The record is remiss of any proof, let alone credible, that the [r]espondent, from at any time since the date the [domain] name was registered to the date the [c]omplaint was filed, ever objected to the parking page posed by the [r]egistrar or the content, including the objectionable links, which the [r]egistrar placed thereon. Consequently, the [r]espondent having provided its consent, through at least its acquiescence, to the [r]egistrar's actions, is responsible for the website which the [r]egistrar established, the content it placed thereon, and the adverse effects caused thereby.
The Panel views that these links were selected or generated for their potential to cause inevitable user confusion and subsequently and opportunistically exploit that confusion by diverting sales away from the [c]omplainant's authorized retailers and distributors to third-parties associated with those links. Whether the links were generated by the [r]egistrar or some other party, the arrangement is to someone's ... ultimate financial benefit.”

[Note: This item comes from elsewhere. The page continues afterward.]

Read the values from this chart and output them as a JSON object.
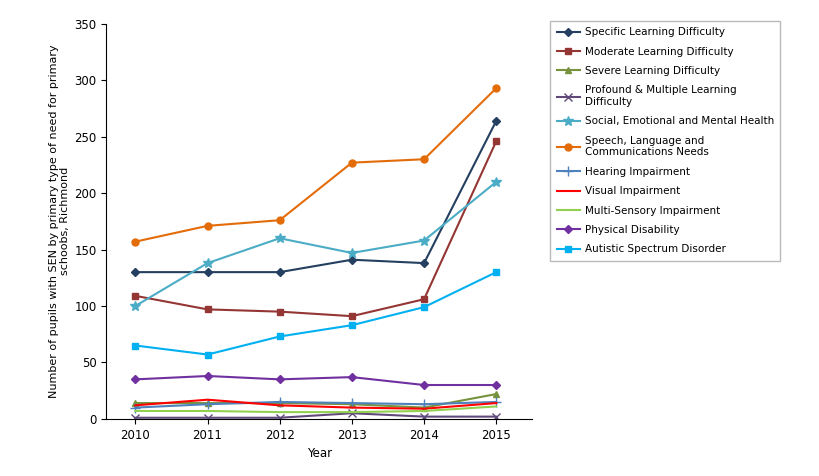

Hence, the Panel concludes that the Respondent violated paragraph 4(a)(iii) of the Policy.
Thus, the Panel concludes that the Complainant has provided sufficient proof of its allegations, with respect to the disputed domain name, to establish a case under paragraph 4(a) of the Policy upon which the relief it now seeks can be granted.
Accordingly, under paragraphs 4(i) of the Policy and 15 of the Rules, the Panel grants the relief sought by the Complainant.
The disputed domain name, <intelligentmedicalobjects.com>, is ordered transferred to the Complainant.